Through MCSP, JSI is revitalizing and scaling up IMNCI using innovative approaches, such as employing the cost saving WHO Distance Learning model and Uganda’s Ministry of Health (MOH) Short interrupted Course to train health workers. MCSP is also applying the components of the World Health Organization’s ‘Reaching Every Child’ approach from the immunization field, to scale up an integrated package of child health interventions at every level of the health care system. The Reaching Every Child approach, which features strategies such as planning, stakeholder engagement, targeted outreach, and data monitoring and use, incorporates principles that can be adapted for other aspects of child health.

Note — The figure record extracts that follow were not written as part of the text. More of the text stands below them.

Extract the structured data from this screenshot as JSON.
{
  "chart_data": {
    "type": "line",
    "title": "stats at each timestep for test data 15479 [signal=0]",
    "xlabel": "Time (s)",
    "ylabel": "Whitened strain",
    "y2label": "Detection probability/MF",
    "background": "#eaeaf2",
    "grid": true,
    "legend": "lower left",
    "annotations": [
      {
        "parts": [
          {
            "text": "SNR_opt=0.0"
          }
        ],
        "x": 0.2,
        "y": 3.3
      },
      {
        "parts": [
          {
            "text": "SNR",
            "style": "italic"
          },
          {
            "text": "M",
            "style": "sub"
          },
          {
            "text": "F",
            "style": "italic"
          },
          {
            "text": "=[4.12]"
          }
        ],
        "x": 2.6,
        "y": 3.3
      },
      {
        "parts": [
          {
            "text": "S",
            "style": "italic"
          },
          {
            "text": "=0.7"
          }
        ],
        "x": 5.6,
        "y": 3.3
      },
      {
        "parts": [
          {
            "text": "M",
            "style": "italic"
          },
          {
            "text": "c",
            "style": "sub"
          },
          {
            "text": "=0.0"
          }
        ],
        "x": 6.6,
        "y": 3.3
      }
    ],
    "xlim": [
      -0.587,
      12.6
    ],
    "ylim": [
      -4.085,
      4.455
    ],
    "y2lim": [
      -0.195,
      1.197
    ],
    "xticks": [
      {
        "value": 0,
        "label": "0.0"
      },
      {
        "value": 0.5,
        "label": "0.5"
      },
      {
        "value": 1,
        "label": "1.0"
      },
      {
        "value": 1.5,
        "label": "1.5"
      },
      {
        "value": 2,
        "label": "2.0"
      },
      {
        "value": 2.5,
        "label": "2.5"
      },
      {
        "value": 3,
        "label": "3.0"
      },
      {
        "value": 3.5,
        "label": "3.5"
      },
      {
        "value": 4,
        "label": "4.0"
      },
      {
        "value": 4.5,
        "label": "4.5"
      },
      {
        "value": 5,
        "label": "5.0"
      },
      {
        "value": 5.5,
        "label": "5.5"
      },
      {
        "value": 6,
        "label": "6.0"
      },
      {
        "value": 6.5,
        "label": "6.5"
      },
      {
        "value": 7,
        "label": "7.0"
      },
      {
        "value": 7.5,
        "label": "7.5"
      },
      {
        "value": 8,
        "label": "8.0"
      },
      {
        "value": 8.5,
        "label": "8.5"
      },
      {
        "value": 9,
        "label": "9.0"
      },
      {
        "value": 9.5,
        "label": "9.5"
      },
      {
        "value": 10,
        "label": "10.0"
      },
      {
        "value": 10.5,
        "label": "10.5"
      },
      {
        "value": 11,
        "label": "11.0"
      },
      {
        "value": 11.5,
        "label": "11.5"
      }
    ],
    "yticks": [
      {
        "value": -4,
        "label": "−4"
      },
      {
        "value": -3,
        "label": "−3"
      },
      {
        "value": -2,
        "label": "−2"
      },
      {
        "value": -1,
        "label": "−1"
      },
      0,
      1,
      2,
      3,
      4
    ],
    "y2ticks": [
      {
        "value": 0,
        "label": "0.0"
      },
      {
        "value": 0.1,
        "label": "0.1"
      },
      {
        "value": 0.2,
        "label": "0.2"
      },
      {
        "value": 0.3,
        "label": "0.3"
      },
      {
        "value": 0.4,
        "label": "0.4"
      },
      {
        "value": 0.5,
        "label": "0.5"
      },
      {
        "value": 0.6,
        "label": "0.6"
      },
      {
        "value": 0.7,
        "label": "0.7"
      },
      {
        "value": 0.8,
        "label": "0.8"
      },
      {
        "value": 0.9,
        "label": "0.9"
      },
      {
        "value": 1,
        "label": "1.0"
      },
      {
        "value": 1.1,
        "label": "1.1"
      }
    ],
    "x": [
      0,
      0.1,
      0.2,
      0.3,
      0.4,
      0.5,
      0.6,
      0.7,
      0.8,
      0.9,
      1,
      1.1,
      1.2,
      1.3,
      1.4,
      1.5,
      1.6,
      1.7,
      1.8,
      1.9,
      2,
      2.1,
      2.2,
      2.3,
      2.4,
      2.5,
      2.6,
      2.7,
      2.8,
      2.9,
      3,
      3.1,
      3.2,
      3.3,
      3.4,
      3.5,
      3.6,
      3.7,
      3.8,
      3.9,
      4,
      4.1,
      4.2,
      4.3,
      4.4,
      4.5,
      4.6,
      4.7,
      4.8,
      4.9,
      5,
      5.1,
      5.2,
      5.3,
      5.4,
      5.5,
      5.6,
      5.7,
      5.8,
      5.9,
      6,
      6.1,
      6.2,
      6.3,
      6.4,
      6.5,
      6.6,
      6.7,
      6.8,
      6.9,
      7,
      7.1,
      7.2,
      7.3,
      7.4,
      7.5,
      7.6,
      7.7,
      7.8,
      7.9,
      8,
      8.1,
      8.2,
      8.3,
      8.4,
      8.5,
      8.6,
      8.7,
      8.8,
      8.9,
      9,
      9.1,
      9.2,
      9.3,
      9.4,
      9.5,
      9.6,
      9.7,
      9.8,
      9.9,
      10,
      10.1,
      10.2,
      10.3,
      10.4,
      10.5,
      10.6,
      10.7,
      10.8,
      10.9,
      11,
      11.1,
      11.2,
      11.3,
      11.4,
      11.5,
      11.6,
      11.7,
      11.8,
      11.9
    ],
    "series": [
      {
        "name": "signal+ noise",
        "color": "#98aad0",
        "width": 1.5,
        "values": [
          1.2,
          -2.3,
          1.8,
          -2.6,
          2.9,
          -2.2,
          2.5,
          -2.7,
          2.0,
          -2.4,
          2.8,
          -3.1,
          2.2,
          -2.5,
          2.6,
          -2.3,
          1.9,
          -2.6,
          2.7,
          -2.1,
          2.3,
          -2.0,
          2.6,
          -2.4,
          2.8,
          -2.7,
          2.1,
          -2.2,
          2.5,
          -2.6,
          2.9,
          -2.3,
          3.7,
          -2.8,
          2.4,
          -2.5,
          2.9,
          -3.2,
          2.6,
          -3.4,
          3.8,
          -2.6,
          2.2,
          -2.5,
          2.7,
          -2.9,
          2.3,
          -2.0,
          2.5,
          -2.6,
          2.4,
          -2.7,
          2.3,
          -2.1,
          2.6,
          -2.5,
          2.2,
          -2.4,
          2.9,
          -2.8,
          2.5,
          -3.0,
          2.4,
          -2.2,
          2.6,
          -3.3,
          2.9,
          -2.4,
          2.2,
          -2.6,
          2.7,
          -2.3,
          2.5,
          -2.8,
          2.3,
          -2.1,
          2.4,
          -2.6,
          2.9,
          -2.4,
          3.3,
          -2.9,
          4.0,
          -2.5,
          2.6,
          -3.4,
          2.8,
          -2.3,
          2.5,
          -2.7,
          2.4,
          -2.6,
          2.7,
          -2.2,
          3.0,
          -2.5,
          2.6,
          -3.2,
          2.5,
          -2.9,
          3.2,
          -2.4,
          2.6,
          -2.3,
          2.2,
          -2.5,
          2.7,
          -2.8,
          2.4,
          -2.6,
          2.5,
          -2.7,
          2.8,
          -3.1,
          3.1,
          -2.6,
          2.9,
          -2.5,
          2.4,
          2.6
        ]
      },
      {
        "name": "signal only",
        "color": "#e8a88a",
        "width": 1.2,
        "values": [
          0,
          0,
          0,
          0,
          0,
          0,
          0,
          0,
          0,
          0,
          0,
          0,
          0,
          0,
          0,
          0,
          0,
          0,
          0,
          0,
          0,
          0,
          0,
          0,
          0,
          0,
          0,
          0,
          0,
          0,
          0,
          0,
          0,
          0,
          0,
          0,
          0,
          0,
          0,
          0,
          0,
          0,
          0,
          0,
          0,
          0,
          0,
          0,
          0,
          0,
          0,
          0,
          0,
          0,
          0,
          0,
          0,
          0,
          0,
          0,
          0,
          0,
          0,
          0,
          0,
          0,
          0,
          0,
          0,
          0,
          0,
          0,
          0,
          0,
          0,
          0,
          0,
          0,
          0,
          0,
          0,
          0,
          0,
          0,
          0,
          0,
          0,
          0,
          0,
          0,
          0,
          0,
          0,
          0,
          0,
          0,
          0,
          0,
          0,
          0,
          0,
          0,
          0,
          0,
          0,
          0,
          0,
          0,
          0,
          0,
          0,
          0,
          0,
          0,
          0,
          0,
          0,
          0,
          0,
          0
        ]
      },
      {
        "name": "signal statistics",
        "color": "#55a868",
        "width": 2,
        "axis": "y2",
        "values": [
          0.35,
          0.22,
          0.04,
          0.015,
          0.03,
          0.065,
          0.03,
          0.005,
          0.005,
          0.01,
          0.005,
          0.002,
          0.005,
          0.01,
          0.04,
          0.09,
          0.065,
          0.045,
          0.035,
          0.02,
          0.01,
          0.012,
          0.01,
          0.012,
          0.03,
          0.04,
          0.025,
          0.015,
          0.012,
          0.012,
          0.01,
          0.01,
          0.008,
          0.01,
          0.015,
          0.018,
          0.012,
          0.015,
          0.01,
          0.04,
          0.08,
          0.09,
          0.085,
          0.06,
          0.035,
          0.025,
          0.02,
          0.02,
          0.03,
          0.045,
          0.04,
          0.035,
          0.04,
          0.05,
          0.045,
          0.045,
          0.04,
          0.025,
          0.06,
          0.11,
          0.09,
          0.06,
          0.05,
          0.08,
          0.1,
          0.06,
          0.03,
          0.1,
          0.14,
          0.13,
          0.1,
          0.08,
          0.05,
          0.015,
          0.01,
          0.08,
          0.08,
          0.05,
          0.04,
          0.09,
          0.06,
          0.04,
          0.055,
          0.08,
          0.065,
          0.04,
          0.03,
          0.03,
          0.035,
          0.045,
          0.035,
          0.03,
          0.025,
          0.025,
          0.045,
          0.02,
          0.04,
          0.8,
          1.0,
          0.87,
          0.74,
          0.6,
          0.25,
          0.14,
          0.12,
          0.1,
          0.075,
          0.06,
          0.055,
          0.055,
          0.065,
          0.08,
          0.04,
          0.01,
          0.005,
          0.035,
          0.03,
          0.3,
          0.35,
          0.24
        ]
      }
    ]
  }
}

In Uganda, gaps in health worker knowledge often lead to misdiagnosis, mistaken prescription and treatment, poor management of complicated cases, and delayed referral. These factors contribute to the deaths of an estimated 1 in 16 children under the age of five each year.
In response, MCSP launched efforts to build local capacity to implement a set of proven child health interventions using the IMNCI approach. JSI provides technical assistance and capacity building to improve case finding, referral, and clinical management of malaria, diarrhea, pneumonia, malnutrition, and HIV/TB. The program works from the community to the national level to engage leaders and stakeholders, to improve health worker practices and procedures, and to ensure that young children receive preventive care, timely and accurate assessment and treatment, and timely referral.

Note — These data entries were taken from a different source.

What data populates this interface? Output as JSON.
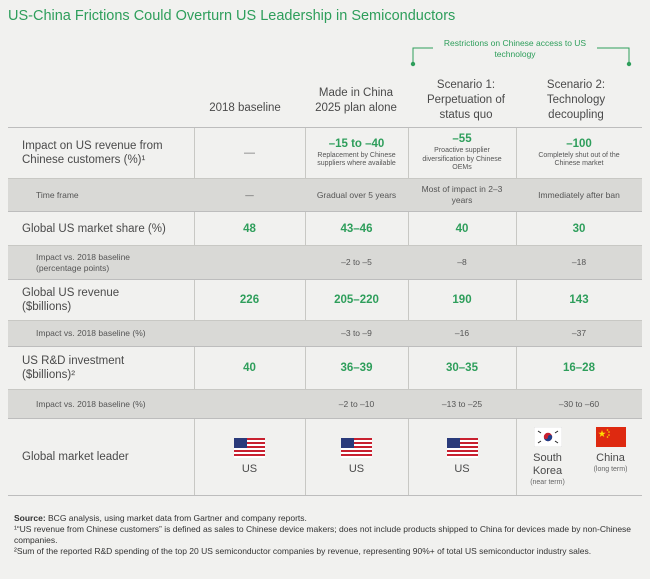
{
  "title": "US-China Frictions Could Overturn US Leadership in Semiconductors",
  "bracket_label": "Restrictions on Chinese access to US technology",
  "columns": [
    "2018 baseline",
    "Made in China 2025 plan alone",
    "Scenario 1: Perpetuation of status quo",
    "Scenario 2: Technology decoupling"
  ],
  "rows": {
    "impact_revenue": {
      "label": "Impact on US revenue from Chinese customers (%)¹",
      "baseline": "—",
      "mic": {
        "value": "–15 to –40",
        "note": "Replacement by Chinese suppliers where available"
      },
      "s1": {
        "value": "–55",
        "note": "Proactive supplier diversification by Chinese OEMs"
      },
      "s2": {
        "value": "–100",
        "note": "Completely shut out of the Chinese market"
      }
    },
    "time_frame": {
      "label": "Time frame",
      "baseline": "—",
      "mic": "Gradual over 5 years",
      "s1": "Most of impact in 2–3 years",
      "s2": "Immediately after ban"
    },
    "market_share": {
      "label": "Global US market share (%)",
      "baseline": "48",
      "mic": "43–46",
      "s1": "40",
      "s2": "30"
    },
    "market_share_impact": {
      "label": "Impact vs. 2018 baseline (percentage points)",
      "mic": "–2 to –5",
      "s1": "–8",
      "s2": "–18"
    },
    "revenue": {
      "label": "Global US revenue ($billions)",
      "baseline": "226",
      "mic": "205–220",
      "s1": "190",
      "s2": "143"
    },
    "revenue_impact": {
      "label": "Impact vs. 2018 baseline (%)",
      "mic": "–3 to –9",
      "s1": "–16",
      "s2": "–37"
    },
    "rd": {
      "label": "US R&D investment ($billions)²",
      "baseline": "40",
      "mic": "36–39",
      "s1": "30–35",
      "s2": "16–28"
    },
    "rd_impact": {
      "label": "Impact vs. 2018 baseline (%)",
      "mic": "–2 to –10",
      "s1": "–13 to –25",
      "s2": "–30 to –60"
    },
    "leader": {
      "label": "Global market leader",
      "baseline": "US",
      "mic": "US",
      "s1": "US",
      "s2_a": {
        "name": "South Korea",
        "note": "(near term)"
      },
      "s2_b": {
        "name": "China",
        "note": "(long term)"
      }
    }
  },
  "footer": {
    "source_label": "Source:",
    "source": " BCG analysis, using market data from Gartner and company reports.",
    "note1": "¹“US revenue from Chinese customers” is defined as sales to Chinese device makers; does not include products shipped to China for devices made by non-Chinese companies.",
    "note2": "²Sum of the reported R&D spending of the top 20 US semiconductor companies by revenue, representing 90%+ of total US semiconductor industry sales."
  }
}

We are demonstrating how to work through the MOH and partner organizations to build local capacity without directly doing the work ourselves. JSI’s technical assistance enables partners and district health teams to strengthen the capacity of health workers to deliver low-cost, high-impact child health interventions at every level of care. We are also showing how components of the Reaching Every Child approach for immunization can be applied to implement a package of child health interventions at scale.
For under-five patients like Aaron, these changes represent lives saved. After a month of inpatient treatment he was released in good condition. And through contact tracing, the hospital identified and treated a relative with drug-resistant TB, who also received treatment.
Many of our partners are interested in using the findings from our demonstration to improve access to, and the quality of child health services in Uganda.